Formally, a decision function \(f(z)\) where, given a defined threshold \(\theta\):

\(z = w_1x_1 + w_2x_2 + ... + w_nx_n = w^Tx\)

Note

\(w\) and \(z\) are both column vectors, which is why we take the transpose \(w^T\) to get the dot product of the \((n \times 1)\) column vectors. \((1 \times n) * (n \times 1) = 1 \times 1\)

\(f(z) = \begin{cases} 1, & z \ge \theta \\ 0, & z < \theta \end{cases}\)

If we introduce a bias unit \(b = -\theta\) for ease of implementation, then:

\(z = w^Tx\) or \(z = w_1x_1 + w_2x_2 + ... + w_nx_n + b = w^Tx + b\)

\(y = f(z) = \begin{cases} 1, & z \ge 0 \\ 0, & z < 0 \end{cases}\)

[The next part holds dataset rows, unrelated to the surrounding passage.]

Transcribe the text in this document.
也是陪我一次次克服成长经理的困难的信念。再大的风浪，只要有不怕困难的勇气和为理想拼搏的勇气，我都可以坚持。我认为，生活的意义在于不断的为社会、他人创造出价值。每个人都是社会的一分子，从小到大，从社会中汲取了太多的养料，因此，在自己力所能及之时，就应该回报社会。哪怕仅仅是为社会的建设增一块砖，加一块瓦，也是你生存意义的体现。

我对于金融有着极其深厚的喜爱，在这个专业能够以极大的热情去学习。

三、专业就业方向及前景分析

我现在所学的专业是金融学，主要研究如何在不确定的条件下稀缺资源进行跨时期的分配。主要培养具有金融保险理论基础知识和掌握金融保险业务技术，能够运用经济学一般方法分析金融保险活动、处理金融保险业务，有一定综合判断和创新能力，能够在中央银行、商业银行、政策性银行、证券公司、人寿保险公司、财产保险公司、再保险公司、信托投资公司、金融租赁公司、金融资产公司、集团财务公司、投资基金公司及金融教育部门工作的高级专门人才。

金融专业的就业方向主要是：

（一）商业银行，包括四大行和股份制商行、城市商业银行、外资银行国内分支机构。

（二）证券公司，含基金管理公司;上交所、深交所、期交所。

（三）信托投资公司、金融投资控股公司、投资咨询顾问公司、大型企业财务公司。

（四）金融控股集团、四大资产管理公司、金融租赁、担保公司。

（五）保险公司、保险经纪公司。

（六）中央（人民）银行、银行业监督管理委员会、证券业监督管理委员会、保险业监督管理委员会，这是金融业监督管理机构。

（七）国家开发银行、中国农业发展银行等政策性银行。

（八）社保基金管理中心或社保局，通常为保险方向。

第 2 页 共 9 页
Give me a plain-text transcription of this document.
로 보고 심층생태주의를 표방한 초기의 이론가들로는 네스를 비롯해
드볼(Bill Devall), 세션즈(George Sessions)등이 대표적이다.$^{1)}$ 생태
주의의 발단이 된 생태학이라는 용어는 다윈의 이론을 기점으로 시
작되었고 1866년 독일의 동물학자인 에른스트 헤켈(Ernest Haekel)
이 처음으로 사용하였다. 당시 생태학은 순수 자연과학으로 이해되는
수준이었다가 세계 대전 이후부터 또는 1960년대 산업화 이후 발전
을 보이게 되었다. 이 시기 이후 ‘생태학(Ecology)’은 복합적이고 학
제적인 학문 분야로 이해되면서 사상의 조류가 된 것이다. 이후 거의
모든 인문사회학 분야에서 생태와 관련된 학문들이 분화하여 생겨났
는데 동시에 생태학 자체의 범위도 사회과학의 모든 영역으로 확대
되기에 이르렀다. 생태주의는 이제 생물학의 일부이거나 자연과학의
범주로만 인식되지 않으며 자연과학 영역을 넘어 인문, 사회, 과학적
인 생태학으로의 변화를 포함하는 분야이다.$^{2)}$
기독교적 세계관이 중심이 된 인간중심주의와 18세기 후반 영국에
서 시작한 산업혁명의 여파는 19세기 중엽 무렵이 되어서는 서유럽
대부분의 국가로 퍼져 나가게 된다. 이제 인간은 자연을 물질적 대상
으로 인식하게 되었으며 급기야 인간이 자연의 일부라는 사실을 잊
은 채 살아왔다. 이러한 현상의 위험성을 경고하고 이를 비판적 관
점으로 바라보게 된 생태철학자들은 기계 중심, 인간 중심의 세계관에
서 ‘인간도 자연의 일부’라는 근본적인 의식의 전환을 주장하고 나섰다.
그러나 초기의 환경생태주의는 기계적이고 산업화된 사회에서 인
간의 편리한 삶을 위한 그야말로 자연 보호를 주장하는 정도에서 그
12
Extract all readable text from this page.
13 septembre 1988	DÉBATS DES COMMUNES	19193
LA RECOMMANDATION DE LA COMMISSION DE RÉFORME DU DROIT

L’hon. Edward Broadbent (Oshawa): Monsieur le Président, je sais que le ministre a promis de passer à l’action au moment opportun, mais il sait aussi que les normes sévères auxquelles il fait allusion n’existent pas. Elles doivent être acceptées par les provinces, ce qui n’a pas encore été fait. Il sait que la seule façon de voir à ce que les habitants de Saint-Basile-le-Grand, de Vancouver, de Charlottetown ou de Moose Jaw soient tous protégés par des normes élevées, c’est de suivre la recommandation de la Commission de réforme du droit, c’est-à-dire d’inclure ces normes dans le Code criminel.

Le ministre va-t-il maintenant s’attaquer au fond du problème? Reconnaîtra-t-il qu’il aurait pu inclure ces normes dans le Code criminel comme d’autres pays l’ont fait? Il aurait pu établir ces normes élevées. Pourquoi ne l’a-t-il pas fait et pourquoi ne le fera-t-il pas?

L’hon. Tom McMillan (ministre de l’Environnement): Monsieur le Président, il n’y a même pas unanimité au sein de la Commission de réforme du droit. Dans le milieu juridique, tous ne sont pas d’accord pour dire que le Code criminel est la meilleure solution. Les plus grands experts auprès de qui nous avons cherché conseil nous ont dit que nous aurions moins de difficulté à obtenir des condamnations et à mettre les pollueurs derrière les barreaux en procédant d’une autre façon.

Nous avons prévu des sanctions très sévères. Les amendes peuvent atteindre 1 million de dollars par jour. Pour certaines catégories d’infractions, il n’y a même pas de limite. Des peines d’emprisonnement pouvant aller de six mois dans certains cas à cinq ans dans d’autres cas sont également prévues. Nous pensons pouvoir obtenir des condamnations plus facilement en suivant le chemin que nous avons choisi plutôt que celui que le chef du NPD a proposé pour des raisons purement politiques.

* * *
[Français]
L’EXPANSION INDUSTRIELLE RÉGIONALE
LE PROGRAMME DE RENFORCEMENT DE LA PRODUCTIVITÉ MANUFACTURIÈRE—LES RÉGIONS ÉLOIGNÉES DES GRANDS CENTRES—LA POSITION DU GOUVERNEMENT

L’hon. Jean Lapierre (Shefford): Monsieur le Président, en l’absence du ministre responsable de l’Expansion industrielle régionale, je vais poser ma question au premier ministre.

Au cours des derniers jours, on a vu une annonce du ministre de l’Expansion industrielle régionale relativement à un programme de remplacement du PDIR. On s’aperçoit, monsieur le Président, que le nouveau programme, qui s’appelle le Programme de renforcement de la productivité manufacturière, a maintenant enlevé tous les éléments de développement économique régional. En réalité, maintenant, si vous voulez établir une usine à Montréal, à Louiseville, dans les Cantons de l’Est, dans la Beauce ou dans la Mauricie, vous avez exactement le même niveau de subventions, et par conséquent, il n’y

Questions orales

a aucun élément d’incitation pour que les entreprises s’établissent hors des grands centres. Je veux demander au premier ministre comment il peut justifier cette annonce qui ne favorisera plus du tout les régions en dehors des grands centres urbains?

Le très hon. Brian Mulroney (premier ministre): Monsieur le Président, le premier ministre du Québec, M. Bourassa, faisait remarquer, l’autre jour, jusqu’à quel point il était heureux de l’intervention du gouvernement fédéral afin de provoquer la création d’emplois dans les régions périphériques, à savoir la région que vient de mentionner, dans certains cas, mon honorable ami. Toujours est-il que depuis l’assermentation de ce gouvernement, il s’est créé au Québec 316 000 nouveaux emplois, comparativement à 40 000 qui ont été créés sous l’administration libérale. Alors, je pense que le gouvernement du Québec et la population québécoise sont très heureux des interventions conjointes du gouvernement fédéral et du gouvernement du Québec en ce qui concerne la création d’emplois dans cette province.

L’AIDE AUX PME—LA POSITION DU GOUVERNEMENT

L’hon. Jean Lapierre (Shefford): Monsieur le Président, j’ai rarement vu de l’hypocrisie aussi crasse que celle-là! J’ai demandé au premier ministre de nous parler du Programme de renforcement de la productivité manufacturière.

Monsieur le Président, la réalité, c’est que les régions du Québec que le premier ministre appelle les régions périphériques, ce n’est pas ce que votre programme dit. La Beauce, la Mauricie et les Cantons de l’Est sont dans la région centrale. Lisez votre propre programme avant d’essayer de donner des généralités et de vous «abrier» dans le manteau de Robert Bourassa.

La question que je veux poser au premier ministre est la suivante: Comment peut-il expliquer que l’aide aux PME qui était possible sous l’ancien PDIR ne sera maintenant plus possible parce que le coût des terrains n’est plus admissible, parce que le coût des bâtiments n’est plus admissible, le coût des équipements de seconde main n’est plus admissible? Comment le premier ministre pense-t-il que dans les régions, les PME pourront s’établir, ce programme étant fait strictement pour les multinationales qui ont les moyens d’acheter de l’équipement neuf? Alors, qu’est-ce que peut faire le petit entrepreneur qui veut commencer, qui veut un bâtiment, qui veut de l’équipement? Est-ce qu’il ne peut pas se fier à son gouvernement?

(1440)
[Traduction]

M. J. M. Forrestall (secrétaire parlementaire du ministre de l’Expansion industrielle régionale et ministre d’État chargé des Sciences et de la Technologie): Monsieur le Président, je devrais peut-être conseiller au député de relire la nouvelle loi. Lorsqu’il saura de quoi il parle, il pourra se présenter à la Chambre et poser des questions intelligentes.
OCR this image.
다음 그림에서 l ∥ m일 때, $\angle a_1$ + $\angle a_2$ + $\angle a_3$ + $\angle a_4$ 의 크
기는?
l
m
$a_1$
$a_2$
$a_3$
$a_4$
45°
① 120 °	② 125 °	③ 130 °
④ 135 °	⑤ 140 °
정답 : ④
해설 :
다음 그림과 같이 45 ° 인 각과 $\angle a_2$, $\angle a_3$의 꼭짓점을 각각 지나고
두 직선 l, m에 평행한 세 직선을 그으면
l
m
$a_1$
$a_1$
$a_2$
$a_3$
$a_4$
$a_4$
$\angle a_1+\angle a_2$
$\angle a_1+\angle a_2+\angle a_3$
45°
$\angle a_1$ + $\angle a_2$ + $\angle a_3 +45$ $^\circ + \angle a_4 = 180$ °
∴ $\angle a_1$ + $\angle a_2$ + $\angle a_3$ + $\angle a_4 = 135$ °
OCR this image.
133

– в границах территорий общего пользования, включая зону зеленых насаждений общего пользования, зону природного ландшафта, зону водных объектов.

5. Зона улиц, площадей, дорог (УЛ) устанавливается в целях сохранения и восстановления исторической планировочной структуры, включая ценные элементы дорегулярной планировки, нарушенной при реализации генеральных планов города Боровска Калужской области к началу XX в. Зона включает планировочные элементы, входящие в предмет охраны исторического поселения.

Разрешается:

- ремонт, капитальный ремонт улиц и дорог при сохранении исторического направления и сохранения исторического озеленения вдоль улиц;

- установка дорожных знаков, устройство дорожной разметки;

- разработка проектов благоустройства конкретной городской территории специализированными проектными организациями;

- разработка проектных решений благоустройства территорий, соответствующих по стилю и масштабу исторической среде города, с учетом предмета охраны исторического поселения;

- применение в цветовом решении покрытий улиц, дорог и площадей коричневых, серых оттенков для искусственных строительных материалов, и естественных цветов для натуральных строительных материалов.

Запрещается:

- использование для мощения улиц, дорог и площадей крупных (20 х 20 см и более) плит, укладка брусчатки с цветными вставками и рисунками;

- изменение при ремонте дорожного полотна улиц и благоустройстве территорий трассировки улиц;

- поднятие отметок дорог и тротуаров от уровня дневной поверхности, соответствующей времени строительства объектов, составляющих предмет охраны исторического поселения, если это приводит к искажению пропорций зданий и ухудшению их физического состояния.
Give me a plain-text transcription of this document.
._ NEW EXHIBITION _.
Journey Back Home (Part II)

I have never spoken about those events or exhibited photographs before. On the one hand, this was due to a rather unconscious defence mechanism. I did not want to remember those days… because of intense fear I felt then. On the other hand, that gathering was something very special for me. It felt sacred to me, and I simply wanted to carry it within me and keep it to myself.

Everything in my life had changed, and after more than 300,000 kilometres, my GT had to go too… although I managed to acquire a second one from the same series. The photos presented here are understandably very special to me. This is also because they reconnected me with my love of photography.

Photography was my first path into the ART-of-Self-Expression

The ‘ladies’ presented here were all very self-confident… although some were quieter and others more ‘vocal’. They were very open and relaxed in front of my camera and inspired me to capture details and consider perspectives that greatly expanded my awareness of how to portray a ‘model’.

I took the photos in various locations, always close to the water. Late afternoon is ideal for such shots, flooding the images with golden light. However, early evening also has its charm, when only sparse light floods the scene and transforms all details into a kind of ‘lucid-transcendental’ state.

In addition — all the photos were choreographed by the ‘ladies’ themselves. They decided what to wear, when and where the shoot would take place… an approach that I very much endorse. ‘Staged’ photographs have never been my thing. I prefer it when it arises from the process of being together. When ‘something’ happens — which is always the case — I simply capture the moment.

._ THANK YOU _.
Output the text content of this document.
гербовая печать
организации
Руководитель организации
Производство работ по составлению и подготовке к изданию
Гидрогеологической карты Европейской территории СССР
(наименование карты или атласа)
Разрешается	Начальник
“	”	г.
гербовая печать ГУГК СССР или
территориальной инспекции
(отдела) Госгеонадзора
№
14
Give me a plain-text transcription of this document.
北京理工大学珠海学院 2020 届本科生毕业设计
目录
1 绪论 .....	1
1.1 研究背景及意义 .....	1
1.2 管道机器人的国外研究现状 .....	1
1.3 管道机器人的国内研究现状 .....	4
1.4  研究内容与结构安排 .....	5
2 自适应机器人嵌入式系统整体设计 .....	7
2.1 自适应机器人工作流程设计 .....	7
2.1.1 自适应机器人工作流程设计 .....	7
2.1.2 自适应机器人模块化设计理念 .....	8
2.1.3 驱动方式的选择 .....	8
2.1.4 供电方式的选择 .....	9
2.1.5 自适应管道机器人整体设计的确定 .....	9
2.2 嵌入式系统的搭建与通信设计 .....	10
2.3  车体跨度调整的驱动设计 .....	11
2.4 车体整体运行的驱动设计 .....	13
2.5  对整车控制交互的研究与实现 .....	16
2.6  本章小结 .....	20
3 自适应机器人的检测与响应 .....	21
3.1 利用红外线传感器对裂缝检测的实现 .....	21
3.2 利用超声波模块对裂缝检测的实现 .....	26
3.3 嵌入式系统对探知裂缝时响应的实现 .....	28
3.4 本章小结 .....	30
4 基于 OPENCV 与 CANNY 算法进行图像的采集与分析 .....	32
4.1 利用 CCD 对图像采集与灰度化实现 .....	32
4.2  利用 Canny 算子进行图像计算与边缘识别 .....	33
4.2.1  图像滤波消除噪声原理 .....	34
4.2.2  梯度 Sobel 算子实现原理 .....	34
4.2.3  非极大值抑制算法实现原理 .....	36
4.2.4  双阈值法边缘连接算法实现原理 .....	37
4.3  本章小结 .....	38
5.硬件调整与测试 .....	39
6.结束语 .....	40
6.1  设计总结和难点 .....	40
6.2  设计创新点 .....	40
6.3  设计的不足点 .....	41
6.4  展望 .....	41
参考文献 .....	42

The perceptron learning rule can be summarized as follows:

  1. Initialize the weights and bias unit to 0
  2. For each training example \(x^{(i)}\), compute the output value \(\hat{y}^{(i)}\) which is the predicted class label of the \(i\)th training example, predicted by the threshold function \(f(z)\)
  3. Compare the predicted class label of the \(i\)th training example \(\hat{y}^{(i)}\) to the true class label of the \(i\)th training example \(y^{(i)}\)
  4. Update the weights \(w\) and bias unit \(b\) simultaneously

Formally,

\(\forall w_j \in w, w_j := w_j + \Delta w_j\)

\(\Delta w_j = \eta(y^{(i)} - \hat{y}^{(i)})* x^{(i)}\)

\(b := b + \Delta b\)

\(\Delta b = \eta(y^{(i)} - \hat{y}^{(i)})\)

Note

\(:=\) is “defined as”

\(\eta\) is the Greek letter “eta” and is often used for the learning rate in ML, typically defined as a constant between 0 & 1

Some observations:

  • Each weight \(w_j\) corresponds to a feature \(x_j\). The bias unit \(b\) does not.
  • Each weight update \(\Delta w_j\) is proportional to the value of \(x^{(i)}_j\). The bias unit update is not.
    • Compare \(x^{(i)}_j = 10\) to \(x^{(i)}_j = 1\) in the example where it is incorrectly classified as class \(0\) when the true class label is \(1\). Assume \(\eta = 1\)
      • \(\Delta w_j = (1 - 0) * 10 = 10\)
      • \(\Delta w_j = (1 - 0) * 1 = 1\)
    • The first example will push the decision boundary by a factor of \(10\)
  • The bias unit \(b\) is part of the linear combination (the score that the perceptron computes), not the activation (the step function). So, \(y = f(z)\) is correct, not \(y = f(z) + b\). The bias shifts the decision boundary.
  • You can see from the formal definition that the bias unit and weights remain unchanged when the perceptron predicts the class label correctly. The perceptron only updates when it makes a mistake in classification.
  • If the data is linearly separable, the perceptron is guaranteed to find a separating hyperplane within a finite amount of updates. If not linearly separable, it will update forever - you need to maximum number of epochs in this situation.
Note

A step function (in the context of perceptrons) is an activation function that outputs only two possible values. It decides yes/no based on whether the input crosses a threshold.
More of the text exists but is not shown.